Die Kritik an Parlament und Parteien ist laut der Umfrage im Vergleich zur Wahl 2019 weiter angewachsen. Es findet sich eine Mehrheit, die sagt, dass das Parlament die verschiedenen Meinungen und Interessen nicht gut abbildet. Immerhin knapp ein Drittel meint, die Parteien möchten ohnehin nur die Wählerstimmen und interessieren sich nicht für die Anliegen der Menschen. Trotzdem bleibt das grundsätzliche Bekenntnis zur Demokratie stark: Fast neun von zehn stimmten der Aussage zu, dass Demokratie besser als jede andere Regierungsform ist.
Welche Regierung wollen nun die Wähler:innen?
60 Prozent aller Befragten wünschen sich die ÖVP und 48 Prozent die SPÖ in der nächsten Regierung. Auf den Plätzen folgen die FPÖ mit 37 Prozent, die NEOS mit 33 Prozent und die Grünen mit 27 Prozent. Die Befragten wurden dabei gebeten, zumindest zwei Parteien zu nennen, die sie gerne in der nächsten Regierung sehen würden.

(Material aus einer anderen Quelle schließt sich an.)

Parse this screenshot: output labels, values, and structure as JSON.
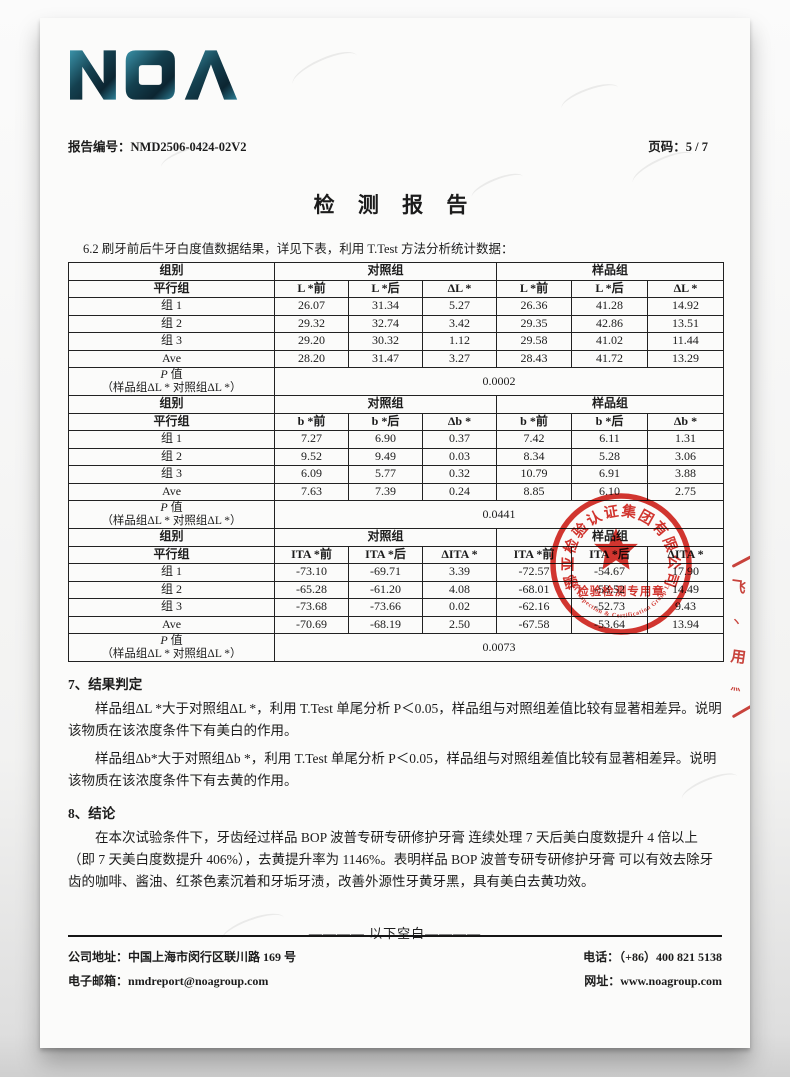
{
  "header": {
    "logo_alt": "NOA",
    "report_no_label": "报告编号：",
    "report_no": "NMD2506-0424-02V2",
    "page_label": "页码：",
    "page_value": "5 / 7",
    "title": "检 测 报 告"
  },
  "intro": "6.2 刷牙前后牛牙白度值数据结果，详见下表，利用 T.Test 方法分析统计数据：",
  "tables": [
    {
      "group_col": "组别",
      "control_label": "对照组",
      "sample_label": "样品组",
      "sub": [
        "平行组",
        "L *前",
        "L *后",
        "ΔL *",
        "L *前",
        "L *后",
        "ΔL *"
      ],
      "rows": [
        [
          "组 1",
          "26.07",
          "31.34",
          "5.27",
          "26.36",
          "41.28",
          "14.92"
        ],
        [
          "组 2",
          "29.32",
          "32.74",
          "3.42",
          "29.35",
          "42.86",
          "13.51"
        ],
        [
          "组 3",
          "29.20",
          "30.32",
          "1.12",
          "29.58",
          "41.02",
          "11.44"
        ],
        [
          "Ave",
          "28.20",
          "31.47",
          "3.27",
          "28.43",
          "41.72",
          "13.29"
        ]
      ],
      "p_italic": "P",
      "p_word": " 值",
      "p_sub": "（样品组ΔL * 对照组ΔL *）",
      "p_value": "0.0002"
    },
    {
      "group_col": "组别",
      "control_label": "对照组",
      "sample_label": "样品组",
      "sub": [
        "平行组",
        "b *前",
        "b *后",
        "Δb *",
        "b *前",
        "b *后",
        "Δb *"
      ],
      "rows": [
        [
          "组 1",
          "7.27",
          "6.90",
          "0.37",
          "7.42",
          "6.11",
          "1.31"
        ],
        [
          "组 2",
          "9.52",
          "9.49",
          "0.03",
          "8.34",
          "5.28",
          "3.06"
        ],
        [
          "组 3",
          "6.09",
          "5.77",
          "0.32",
          "10.79",
          "6.91",
          "3.88"
        ],
        [
          "Ave",
          "7.63",
          "7.39",
          "0.24",
          "8.85",
          "6.10",
          "2.75"
        ]
      ],
      "p_italic": "P",
      "p_word": " 值",
      "p_sub": "（样品组ΔL * 对照组ΔL *）",
      "p_value": "0.0441"
    },
    {
      "group_col": "组别",
      "control_label": "对照组",
      "sample_label": "样品组",
      "sub": [
        "平行组",
        "ITA *前",
        "ITA *后",
        "ΔITA *",
        "ITA *前",
        "ITA *后",
        "ΔITA *"
      ],
      "rows": [
        [
          "组 1",
          "-73.10",
          "-69.71",
          "3.39",
          "-72.57",
          "-54.67",
          "17.90"
        ],
        [
          "组 2",
          "-65.28",
          "-61.20",
          "4.08",
          "-68.01",
          "-53.52",
          "14.49"
        ],
        [
          "组 3",
          "-73.68",
          "-73.66",
          "0.02",
          "-62.16",
          "-52.73",
          "9.43"
        ],
        [
          "Ave",
          "-70.69",
          "-68.19",
          "2.50",
          "-67.58",
          "-53.64",
          "13.94"
        ]
      ],
      "p_italic": "P",
      "p_word": " 值",
      "p_sub": "（样品组ΔL * 对照组ΔL *）",
      "p_value": "0.0073"
    }
  ],
  "sections": {
    "judgement": {
      "heading": "7、结果判定",
      "p1": "样品组ΔL *大于对照组ΔL *，利用 T.Test 单尾分析 P＜0.05，样品组与对照组差值比较有显著相差异。说明该物质在该浓度条件下有美白的作用。",
      "p2": "样品组Δb*大于对照组Δb *，利用 T.Test 单尾分析 P＜0.05，样品组与对照组差值比较有显著相差异。说明该物质在该浓度条件下有去黄的作用。"
    },
    "conclusion": {
      "heading": "8、结论",
      "p1": "在本次试验条件下，牙齿经过样品 BOP 波普专研专研修护牙膏 连续处理 7 天后美白度数提升 4 倍以上（即 7 天美白度数提升 406%），去黄提升率为 1146%。表明样品 BOP 波普专研专研修护牙膏 可以有效去除牙齿的咖啡、酱油、红茶色素沉着和牙垢牙渍，改善外源性牙黄牙黑，具有美白去黄功效。"
    }
  },
  "blank_note": "———— 以下空白————",
  "stamp": {
    "ring_text": "挪亚检验认证集团有限公司",
    "ring_text_en": "NOA Inspection & Certification Group Ltd.",
    "center_label": "检验检测专用章",
    "color": "#d2251e"
  },
  "seam_stamp": {
    "fragments": [
      "飞",
      "丶",
      "用",
      "灬"
    ]
  },
  "footer": {
    "address_label": "公司地址：",
    "address": "中国上海市闵行区联川路 169 号",
    "email_label": "电子邮箱：",
    "email": "nmdreport@noagroup.com",
    "phone_label": "电话：",
    "phone": "（+86）400 821 5138",
    "web_label": "网址：",
    "web": "www.noagroup.com"
  },
  "colors": {
    "stamp_red": "#d2251e",
    "logo_dark": "#0c1e28",
    "logo_teal": "#2f87a0"
  }
}
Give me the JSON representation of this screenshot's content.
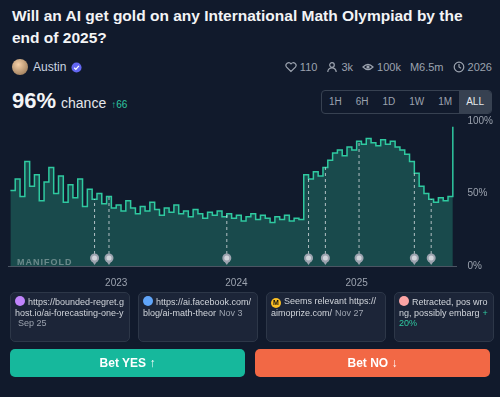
{
  "header": {
    "title": "Will an AI get gold on any International Math Olympiad by the end of 2025?",
    "author": "Austin",
    "stats": [
      "110",
      "3k",
      "100k",
      "M6.5m",
      "2026"
    ]
  },
  "probability": {
    "value": "96%",
    "label": "chance",
    "change": "↑66"
  },
  "time_ranges": [
    "1H",
    "6H",
    "1D",
    "1W",
    "1M",
    "ALL"
  ],
  "selected_range": "ALL",
  "watermark": "MANIFOLD",
  "chart_data": {
    "type": "line",
    "color": "#2fc9a0",
    "x": [
      2022.12,
      2022.16,
      2022.2,
      2022.24,
      2022.28,
      2022.32,
      2022.36,
      2022.4,
      2022.44,
      2022.48,
      2022.52,
      2022.56,
      2022.6,
      2022.64,
      2022.68,
      2022.72,
      2022.76,
      2022.8,
      2022.84,
      2022.88,
      2022.92,
      2022.96,
      2023,
      2023.04,
      2023.08,
      2023.12,
      2023.16,
      2023.2,
      2023.24,
      2023.28,
      2023.32,
      2023.36,
      2023.4,
      2023.44,
      2023.48,
      2023.52,
      2023.56,
      2023.6,
      2023.64,
      2023.68,
      2023.72,
      2023.76,
      2023.8,
      2023.84,
      2023.88,
      2023.92,
      2023.96,
      2024,
      2024.04,
      2024.08,
      2024.12,
      2024.16,
      2024.2,
      2024.24,
      2024.28,
      2024.32,
      2024.36,
      2024.4,
      2024.44,
      2024.48,
      2024.52,
      2024.56,
      2024.6,
      2024.64,
      2024.68,
      2024.72,
      2024.76,
      2024.8,
      2024.84,
      2024.88,
      2024.92,
      2024.96,
      2025,
      2025.04,
      2025.08,
      2025.12,
      2025.16,
      2025.2,
      2025.24,
      2025.28,
      2025.32,
      2025.36,
      2025.4,
      2025.44,
      2025.48,
      2025.52,
      2025.56,
      2025.6,
      2025.64,
      2025.68,
      2025.72,
      2025.76,
      2025.8
    ],
    "values": [
      52,
      60,
      48,
      72,
      55,
      63,
      45,
      58,
      68,
      50,
      62,
      44,
      56,
      47,
      60,
      41,
      53,
      46,
      50,
      43,
      48,
      40,
      42,
      38,
      45,
      40,
      36,
      41,
      38,
      44,
      39,
      35,
      40,
      37,
      42,
      36,
      38,
      34,
      39,
      36,
      33,
      37,
      35,
      38,
      34,
      36,
      33,
      35,
      31,
      34,
      36,
      32,
      35,
      33,
      30,
      34,
      32,
      35,
      31,
      33,
      32,
      63,
      60,
      65,
      62,
      68,
      73,
      78,
      80,
      76,
      82,
      80,
      86,
      84,
      88,
      85,
      83,
      87,
      84,
      86,
      82,
      80,
      77,
      72,
      64,
      55,
      50,
      46,
      44,
      47,
      45,
      48,
      96
    ],
    "xlim": [
      2022.1,
      2025.83
    ],
    "xticks": [
      2023,
      2024,
      2025
    ],
    "ylim": [
      0,
      100
    ],
    "yticks": [
      {
        "value": 0,
        "label": "0%"
      },
      {
        "value": 50,
        "label": "50%"
      },
      {
        "value": 100,
        "label": "100%"
      }
    ],
    "grid": false,
    "markers": [
      2022.82,
      2022.94,
      2023.92,
      2024.6,
      2024.74,
      2025.02,
      2025.48,
      2025.62
    ]
  },
  "comments": [
    {
      "text": "https://bounded-regret.ghost.io/ai-forecasting-one-y",
      "date": "Sep 25"
    },
    {
      "text": "https://ai.facebook.com/blog/ai-math-theor",
      "date": "Nov 3"
    },
    {
      "badge": "M",
      "text": "Seems relevant https://aimoprize.com/",
      "date": "Nov 27"
    },
    {
      "text": "Retracted, pos wrong, possibly embarg",
      "change": "+20%"
    }
  ],
  "buttons": {
    "yes": "Bet YES ↑",
    "no": "Bet NO ↓"
  }
}
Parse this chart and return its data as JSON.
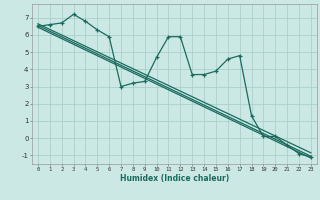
{
  "title": "",
  "xlabel": "Humidex (Indice chaleur)",
  "ylabel": "",
  "background_color": "#cce8e4",
  "grid_color": "#aacfca",
  "line_color": "#1a6b5e",
  "xlim": [
    -0.5,
    23.5
  ],
  "ylim": [
    -1.5,
    7.8
  ],
  "xticks": [
    0,
    1,
    2,
    3,
    4,
    5,
    6,
    7,
    8,
    9,
    10,
    11,
    12,
    13,
    14,
    15,
    16,
    17,
    18,
    19,
    20,
    21,
    22,
    23
  ],
  "yticks": [
    -1,
    0,
    1,
    2,
    3,
    4,
    5,
    6,
    7
  ],
  "series1": [
    6.5,
    6.6,
    6.7,
    7.2,
    6.8,
    6.3,
    5.9,
    3.0,
    3.2,
    3.3,
    4.7,
    5.9,
    5.9,
    3.7,
    3.7,
    3.9,
    4.6,
    4.8,
    1.3,
    0.1,
    0.1,
    -0.4,
    -0.9,
    -1.1
  ],
  "series2_x": [
    0,
    23
  ],
  "series2_y": [
    6.55,
    -1.05
  ],
  "series3_x": [
    0,
    23
  ],
  "series3_y": [
    6.65,
    -0.85
  ],
  "series4_x": [
    0,
    23
  ],
  "series4_y": [
    6.45,
    -1.15
  ]
}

Wie die Konstellation aber genau aussehen soll, darüber gehen die Meinungen auseinander. Wähler der FPÖ haben laut Foresight eine klare Präferenz für eine Koalition mit der ÖVP. Über 60 Prozent können sich das vorstellen, immerhin 17 Prozent noch mit der SPÖ. Wähler der ÖVP wünschen sich vor allem NEOS (40 Prozent) und SPÖ (39 Prozent), aber nur knapp ein Viertel (26 Prozent) sind für eine Koalition mit der FPÖ. Was auffällt: Nur jeder Fünfte würde die Arbeit mit dem bisherigen Regierungspartner, den Grünen, fortsetzten. SPÖ-Wähler wünschen sich am häufigsten eine Zusammenarbeit mit der ÖVP (46 Prozent) gefolgt von NEOS (35 Prozent) und Grünen (34 Prozent).
Nach Geschlecht gab es bei dieser Wahl laut Foresight nur geringe Unterschiede. Unter älteren Wählerinnen und Wählern (60+) schnitten ÖVP und SPÖ verhältnismäßig stärker ab, unter jüngeren (bis 34 Jahre) NEOS und Grüne. Die FPÖ erzielte ihr stärkstes Ergebnis mit 37 Prozent in der Altersgruppe der 35-59-Jährigen. Personen ohne Matura wählten bei dieser Wahl überdurchschnittlich FPÖ, unter Personen mit Matura oder höherem Bildungsabschluss schnitten Grüne, NEOS und ÖVP überdurchschnittlich gut ab. Hätten bei dieser Wahl nur Pensionistinnen und Pensionisten gewählt, läge die ÖVP mit 39 Prozent vor SPÖ und FPÖ.
Für die Umfrage wurden von 23. bis 28. September 1.248 wahlberechtigte Personen online und telefonisch befragt.